Tag 38 Kaikoura
Dors longtemps et fais sécher le linge car hier soir c'était le jour de lessive. Vers midi, je vais à l'I-site et prends un plan de la péninsule. Je veux faire le Kaikoura...


Publié: 03.12.2017
Le petit-déjeuner prévu est annulé car j’appuie sur le réveil deux fois et je dois déjà partir. Heureusement, le départ pour l'observation des baleines est juste à cinq minutes au coin de la rue. Comme je me sens un peu mal depuis hier, probablement à cause d'une infection que j'ai attrapée, je m'offre un grand cappuccino avant le départ du bus pour le bateau. On remarque encore ici à quel point ces gens de Kaikoura whale watch aiment ce qu'ils font tous les jours. Cet enthousiasme immense pour les baleines et la mer est admirable. À 7h45, nous voilà partis. Dans le bus, le chauffeur nous raconte comment c'était après le tremblement de terre, et que ce sont des personnes comme nous qui reviennent à Kaikoura, pour qui ils ont tout reconstruit. Il a les yeux vitreux en le disant et lutte pour garder son calme. Le port était complètement détruit, car le niveau de la mer s'est élevé de 2 mètres à cet endroit. Les bateaux étaient temporairement dans un port sûr à Wellington et cela fait peu de temps que les tours régulières ont repris. Nous prenons le très rapide catamaran, qui a un tirant d'eau très faible, pour sortir en mer. On nous a tous avertis du mal de mer. Ça ne me dérange pas, je ne peux même pas prendre le bus sans avoir mal au cœur et de toute façon, j'ai déjà le ventre en vrac depuis deux jours 🤮. La mer est calme et l'air frais est agréable. Je suis à l'avant et après dix minutes de navigation, je vois le premier cachalot. Nous sortons tous sur le pont et c'est un silence tendu. La baleine avait déjà émergé depuis un certain temps et redescend après peu de temps. Quel spectacle ! Nous nous rendons à un autre spot. Notre femme capitaine, environ 30 ans, avec de longs cheveux blonds et comme il se doit pour une capitaine - un bras tatoué - sort le sonar tout en regardant tous vers l'eau. Je laisse tout expliquer en détail. Il s'avère que la baleine est déjà redescendue, donc nous continuons.

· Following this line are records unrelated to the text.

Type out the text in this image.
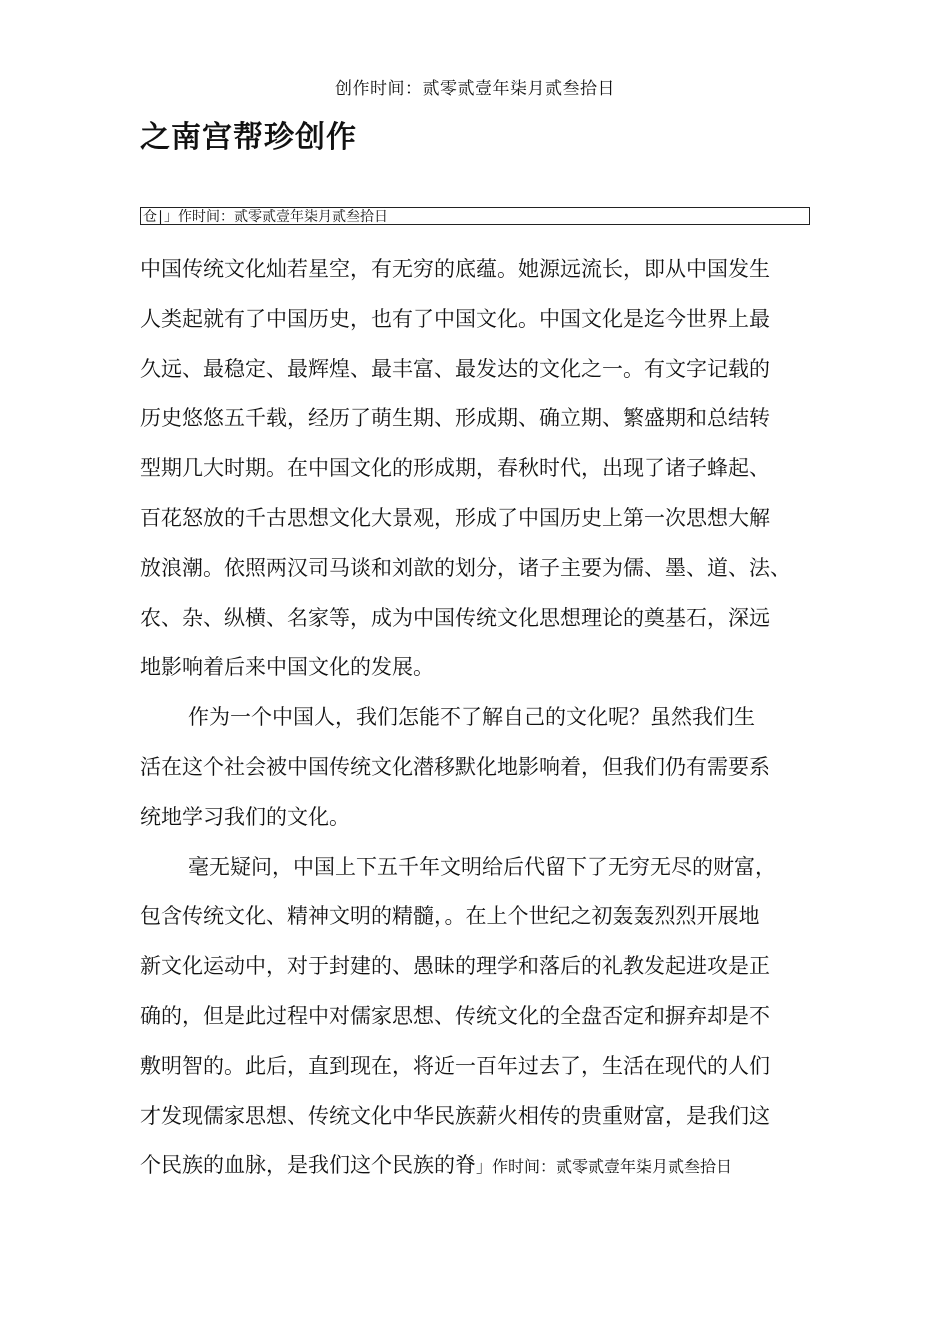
创作时间：贰零贰壹年柒月贰叁拾日
之南宫帮珍创作
仓∣」作时间：贰零贰壹年柒月贰叁拾日
中国传统文化灿若星空，有无穷的底蕴。她源远流长，即从中国发生
人类起就有了中国历史，也有了中国文化。中国文化是迄今世界上最
久远、最稳定、最辉煌、最丰富、最发达的文化之一。有文字记载的
历史悠悠五千载，经历了萌生期、形成期、确立期、繁盛期和总结转
型期几大时期。在中国文化的形成期，春秋时代，出现了诸子蜂起、
百花怒放的千古思想文化大景观，形成了中国历史上第一次思想大解
放浪潮。依照两汉司马谈和刘歆的划分，诸子主要为儒、墨、道、法、
农、杂、纵横、名家等，成为中国传统文化思想理论的奠基石，深远
地影响着后来中国文化的发展。
作为一个中国人，我们怎能不了解自己的文化呢？虽然我们生
活在这个社会被中国传统文化潜移默化地影响着，但我们仍有需要系
统地学习我们的文化。
毫无疑问，中国上下五千年文明给后代留下了无穷无尽的财富，
包含传统文化、精神文明的精髓，。在上个世纪之初轰轰烈烈开展地
新文化运动中，对于封建的、愚昧的理学和落后的礼教发起进攻是正
确的，但是此过程中对儒家思想、传统文化的全盘否定和摒弃却是不
敷明智的。此后，直到现在，将近一百年过去了，生活在现代的人们
才发现儒家思想、传统文化中华民族薪火相传的贵重财富，是我们这
个民族的血脉，是我们这个民族的脊」作时间：贰零贰壹年柒月贰叁拾日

Après une très courte navigation de cinq minutes, nous avons déjà le prochain aperçu. La baleine est à la surface et expire. Cela crée une brume devant le soleil du matin, formant un petit arc-en-ciel, connu sous le nom de Rainb(l) ow🤮.

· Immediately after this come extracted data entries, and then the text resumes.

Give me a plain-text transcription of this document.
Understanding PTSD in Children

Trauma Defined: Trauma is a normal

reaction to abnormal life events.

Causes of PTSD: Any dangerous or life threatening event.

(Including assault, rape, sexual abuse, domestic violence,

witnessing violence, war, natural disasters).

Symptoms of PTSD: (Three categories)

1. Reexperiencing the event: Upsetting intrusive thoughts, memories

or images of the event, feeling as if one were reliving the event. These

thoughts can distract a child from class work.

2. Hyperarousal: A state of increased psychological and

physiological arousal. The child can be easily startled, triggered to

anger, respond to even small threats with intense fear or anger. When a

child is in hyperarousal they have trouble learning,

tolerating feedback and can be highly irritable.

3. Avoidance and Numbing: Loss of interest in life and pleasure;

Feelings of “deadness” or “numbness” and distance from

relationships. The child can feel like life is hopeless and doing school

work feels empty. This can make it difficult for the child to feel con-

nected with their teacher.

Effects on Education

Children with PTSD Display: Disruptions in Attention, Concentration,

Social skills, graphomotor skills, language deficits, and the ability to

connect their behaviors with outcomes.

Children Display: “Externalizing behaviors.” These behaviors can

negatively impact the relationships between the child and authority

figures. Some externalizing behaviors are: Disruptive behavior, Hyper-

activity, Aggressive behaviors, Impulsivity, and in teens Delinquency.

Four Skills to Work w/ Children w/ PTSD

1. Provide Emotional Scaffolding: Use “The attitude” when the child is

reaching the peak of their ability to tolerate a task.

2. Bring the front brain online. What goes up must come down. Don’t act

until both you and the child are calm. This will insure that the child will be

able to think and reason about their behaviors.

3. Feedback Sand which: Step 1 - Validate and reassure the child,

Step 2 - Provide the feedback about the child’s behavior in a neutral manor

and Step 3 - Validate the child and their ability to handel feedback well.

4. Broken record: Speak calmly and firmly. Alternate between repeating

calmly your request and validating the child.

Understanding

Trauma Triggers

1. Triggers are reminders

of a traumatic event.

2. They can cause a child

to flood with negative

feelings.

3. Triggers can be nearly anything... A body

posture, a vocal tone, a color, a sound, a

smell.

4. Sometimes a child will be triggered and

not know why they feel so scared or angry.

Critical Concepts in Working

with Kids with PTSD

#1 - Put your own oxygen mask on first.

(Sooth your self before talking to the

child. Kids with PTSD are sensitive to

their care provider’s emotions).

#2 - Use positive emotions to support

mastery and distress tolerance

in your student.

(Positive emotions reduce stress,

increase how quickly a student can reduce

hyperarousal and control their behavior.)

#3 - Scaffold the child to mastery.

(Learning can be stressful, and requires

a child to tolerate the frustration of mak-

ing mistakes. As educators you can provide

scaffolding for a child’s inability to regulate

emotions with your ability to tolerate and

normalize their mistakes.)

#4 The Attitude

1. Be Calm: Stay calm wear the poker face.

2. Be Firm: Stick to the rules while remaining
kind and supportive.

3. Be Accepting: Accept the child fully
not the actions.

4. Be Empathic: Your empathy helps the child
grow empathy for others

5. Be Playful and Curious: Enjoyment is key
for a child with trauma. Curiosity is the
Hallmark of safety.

Au bout de quelques minutes, la baleine redescend également et nous avançons en attendant un peu. Puis la troisième baleine apparaît. Quelle chance ce matin !
Sur le chemin du retour, nous croisons un groupe de dauphins Dusky, connus pour être assez joueurs. Plus le bateau va vite, plus ils sautent. Ils sont si joyeux et curieux. Alors que nous continuons, ils sautent à nouveau avec entrain. Vers 10 heures, nous faisons route vers le port. Pour moi, ça sera d'abord en haut au point de vue. Il y a quelques tables de pique-nique où l'on peut rattraper son petit déjeuner 😉.
Ensuite, nous continuons vers Meatworks, une plage de surf sur la route juste avant la zone enterrée au nord. L'après-midi, je passe à la plage dans la South Bay. Après une sieste prolongée, je prends le chemin du retour par la route intérieure fatigante. Cependant, c'est vendredi après-midi, les ouvriers m'ont dit qu'ils démonteraient vendredi matin et rentreraient chez eux à midi. Donc, pas de chantiers et peu de circulation. Je me dirige vers Hamner Springs, une station balnéaire avec des sources chaudes. Aussi mignon que je l'avais imaginé. Jusqu'à ce que je voie tous ces gens habillés uniquement d'une serviette et de tongs traverser la rue vers leurs hôtels. C'est quand même un peu cool ! Je vais dans un camping libre, quelques autres campeurs sont déjà là, mais c'est un super endroit - du moins à première vue. En sortant, je remarque les bouleaux sur tout l'espace. Je suis allergique aux bouleaux et mes maux de tête m'empêchent de continuer. Je roule encore une demi-heure jusqu'au Lewis Pass et je dors là sur le camping DOC à Marble Hill après un feu de camp et une saucisse grillée dans un cadre idyllique de jungle à côté d'un ruisseau, ce qui est bien mieux.
Je ne me fais qu'une poignée de démangeaisons désagréables de mouches de sable. Mais d'une manière ou d'une autre, elles ne s'attaquent qu'à mes chevilles. Cela reste encore supportable.